While Millerd’s book is entertaining, there is little discussion about how we can break free from not only work but also the very thinking that lands many of us in this predicament (i.e., the unhappy, default path) in the first place.

Millerd has been critiqued by others for failing to be explicit about how to best implement his advice; indeed, there are no hacks, detailed instructions, tested formulas, or secrets to get you on your way. However, if you pay close attention to his discussion and read between the lines, you will find some valuable nuggets of information and actionable advice you can implement, there’s just not an abundance of it.

For those who lack self-awareness about why they may be miserable in a job or career, Millerd’s book may help them understand the psychological, cultural, and economic frameworks that led them to their current unhappy work situation. Those with strong self-awareness, something one usually obtains later in life, may find his advice less useful and will likely want more tips and clear directions about getting on the pathless path.

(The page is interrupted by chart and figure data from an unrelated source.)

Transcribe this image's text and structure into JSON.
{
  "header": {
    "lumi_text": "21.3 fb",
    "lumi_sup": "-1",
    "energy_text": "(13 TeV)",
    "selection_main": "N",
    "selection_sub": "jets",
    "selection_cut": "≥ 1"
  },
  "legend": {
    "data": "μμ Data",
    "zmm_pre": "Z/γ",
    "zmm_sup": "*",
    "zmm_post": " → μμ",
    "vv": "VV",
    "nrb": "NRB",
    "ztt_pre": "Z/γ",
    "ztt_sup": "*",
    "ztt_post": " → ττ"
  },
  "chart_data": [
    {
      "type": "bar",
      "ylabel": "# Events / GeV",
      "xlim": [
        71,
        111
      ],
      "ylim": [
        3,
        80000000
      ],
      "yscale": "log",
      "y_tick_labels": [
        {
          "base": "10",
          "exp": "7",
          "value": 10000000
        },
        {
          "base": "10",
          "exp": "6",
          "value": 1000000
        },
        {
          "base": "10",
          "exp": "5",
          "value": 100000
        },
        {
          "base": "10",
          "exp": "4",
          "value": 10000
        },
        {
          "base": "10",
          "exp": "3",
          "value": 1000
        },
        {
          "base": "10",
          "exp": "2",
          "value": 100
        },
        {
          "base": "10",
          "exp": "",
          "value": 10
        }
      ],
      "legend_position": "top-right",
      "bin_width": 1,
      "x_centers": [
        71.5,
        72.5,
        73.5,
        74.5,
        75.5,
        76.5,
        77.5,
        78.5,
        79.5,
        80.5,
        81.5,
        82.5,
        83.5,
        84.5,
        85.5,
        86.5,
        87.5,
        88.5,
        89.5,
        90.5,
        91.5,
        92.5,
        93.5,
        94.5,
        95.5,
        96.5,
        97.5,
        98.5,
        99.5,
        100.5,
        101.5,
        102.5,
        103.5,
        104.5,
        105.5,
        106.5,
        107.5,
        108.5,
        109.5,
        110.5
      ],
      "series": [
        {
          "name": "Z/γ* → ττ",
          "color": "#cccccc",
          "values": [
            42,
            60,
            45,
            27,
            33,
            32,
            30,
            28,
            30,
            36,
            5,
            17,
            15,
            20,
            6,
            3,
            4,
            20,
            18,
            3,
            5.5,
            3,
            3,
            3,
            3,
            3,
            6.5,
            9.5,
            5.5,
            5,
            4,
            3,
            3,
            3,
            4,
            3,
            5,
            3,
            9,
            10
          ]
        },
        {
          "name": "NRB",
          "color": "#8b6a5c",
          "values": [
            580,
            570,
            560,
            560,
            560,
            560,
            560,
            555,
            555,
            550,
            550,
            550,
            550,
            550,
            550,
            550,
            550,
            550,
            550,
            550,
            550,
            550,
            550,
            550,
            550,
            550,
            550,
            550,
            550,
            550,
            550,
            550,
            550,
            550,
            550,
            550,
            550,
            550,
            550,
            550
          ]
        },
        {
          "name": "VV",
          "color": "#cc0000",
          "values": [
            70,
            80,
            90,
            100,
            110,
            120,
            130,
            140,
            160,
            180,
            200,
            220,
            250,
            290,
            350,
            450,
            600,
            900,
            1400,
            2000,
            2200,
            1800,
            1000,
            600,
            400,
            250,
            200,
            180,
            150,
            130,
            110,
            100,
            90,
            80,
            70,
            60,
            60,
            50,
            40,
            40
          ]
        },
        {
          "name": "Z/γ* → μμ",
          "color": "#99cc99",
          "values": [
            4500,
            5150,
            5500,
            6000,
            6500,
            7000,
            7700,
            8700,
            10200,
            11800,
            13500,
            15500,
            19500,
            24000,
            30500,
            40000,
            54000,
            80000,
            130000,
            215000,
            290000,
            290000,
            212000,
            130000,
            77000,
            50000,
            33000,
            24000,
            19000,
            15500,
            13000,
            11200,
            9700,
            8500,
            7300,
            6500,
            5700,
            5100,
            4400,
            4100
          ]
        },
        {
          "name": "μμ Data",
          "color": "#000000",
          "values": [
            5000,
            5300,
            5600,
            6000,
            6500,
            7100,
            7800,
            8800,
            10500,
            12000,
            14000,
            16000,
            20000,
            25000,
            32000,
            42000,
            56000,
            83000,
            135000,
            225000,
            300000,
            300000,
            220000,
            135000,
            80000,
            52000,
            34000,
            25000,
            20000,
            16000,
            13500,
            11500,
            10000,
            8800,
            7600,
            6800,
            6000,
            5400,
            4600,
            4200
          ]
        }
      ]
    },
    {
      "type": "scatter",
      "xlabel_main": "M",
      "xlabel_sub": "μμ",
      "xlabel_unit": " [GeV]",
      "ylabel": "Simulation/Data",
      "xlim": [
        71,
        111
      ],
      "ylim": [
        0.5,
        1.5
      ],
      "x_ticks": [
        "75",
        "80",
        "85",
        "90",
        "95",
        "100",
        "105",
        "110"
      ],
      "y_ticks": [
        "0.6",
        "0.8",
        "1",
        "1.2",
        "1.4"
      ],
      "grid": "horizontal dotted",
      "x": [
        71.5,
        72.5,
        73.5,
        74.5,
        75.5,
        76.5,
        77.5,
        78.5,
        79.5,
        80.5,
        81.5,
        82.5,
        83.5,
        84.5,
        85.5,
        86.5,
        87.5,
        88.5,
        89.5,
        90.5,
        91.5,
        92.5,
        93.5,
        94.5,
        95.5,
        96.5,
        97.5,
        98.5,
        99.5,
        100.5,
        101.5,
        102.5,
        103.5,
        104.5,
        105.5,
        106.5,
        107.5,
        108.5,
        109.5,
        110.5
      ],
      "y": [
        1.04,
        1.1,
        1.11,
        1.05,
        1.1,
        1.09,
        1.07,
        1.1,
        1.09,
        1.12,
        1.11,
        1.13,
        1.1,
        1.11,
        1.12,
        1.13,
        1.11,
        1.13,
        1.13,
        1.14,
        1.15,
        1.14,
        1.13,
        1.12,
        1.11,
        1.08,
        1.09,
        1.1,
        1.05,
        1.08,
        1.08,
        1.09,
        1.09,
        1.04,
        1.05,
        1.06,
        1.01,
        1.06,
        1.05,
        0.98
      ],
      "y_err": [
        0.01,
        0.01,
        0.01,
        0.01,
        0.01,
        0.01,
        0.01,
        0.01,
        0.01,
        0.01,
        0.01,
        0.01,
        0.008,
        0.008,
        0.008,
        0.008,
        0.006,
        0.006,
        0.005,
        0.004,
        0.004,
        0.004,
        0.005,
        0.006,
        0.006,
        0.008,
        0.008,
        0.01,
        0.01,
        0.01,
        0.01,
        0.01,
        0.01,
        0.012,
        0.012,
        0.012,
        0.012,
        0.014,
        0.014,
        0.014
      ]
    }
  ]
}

What’s more, older readers may find Millerd’s suggestions and experiences trite and out of touch; not everyone has a graduate degree, a top consulting firm listed on their CV, or an MBA from a prestigious business school that they can leverage to find meaningful work. Millerd’s credentials and experience make moving into consulting and general upward mobility in the marketplace easy, and he fails to adequately acknowledge this. Those with modest degrees and CVs, not to mention those packing mortgages and supporting families, may struggle to take Millerd’s advice seriously, which sometimes comes across as unrealistic.

While it’s easy to levy criticism against Millerd’s book, if you look deeper, his advice and philosophy are mainly about questioning the invisible scripts that guide our actions and thinking. These scripts operate unconsciously and lead us to do all sorts of things and make decisions that may not work for us.

Millerd’s book is about developing awareness of these scripts and our own cognitive biases and challenging ourselves to live the life that’s right for us. The subtitle of Millerd’s book could easily be: learn how to think for yourself. Millerd doesn’t have concrete answers or direction for you, and that’s the point; his advice is to begin exploring your own core beliefs, attitudes, and biases to uncover why you’re unhappy. Seriously, how often does the average person sit down and work out their life’s purpose, values, and major goals. This is a lot of work, and the reason why many people will fall back onto or choose the default path: because it’s easy and comfortable.

However, those who digest and meaningfully reflect on Millerd’s advice, experiences, and mistakes may one day be able to summon the courage inside themselves to make life and career decisions truly aligned with their personal values. And these people will find themselves, one day, living an entirely different life, on the pathless path.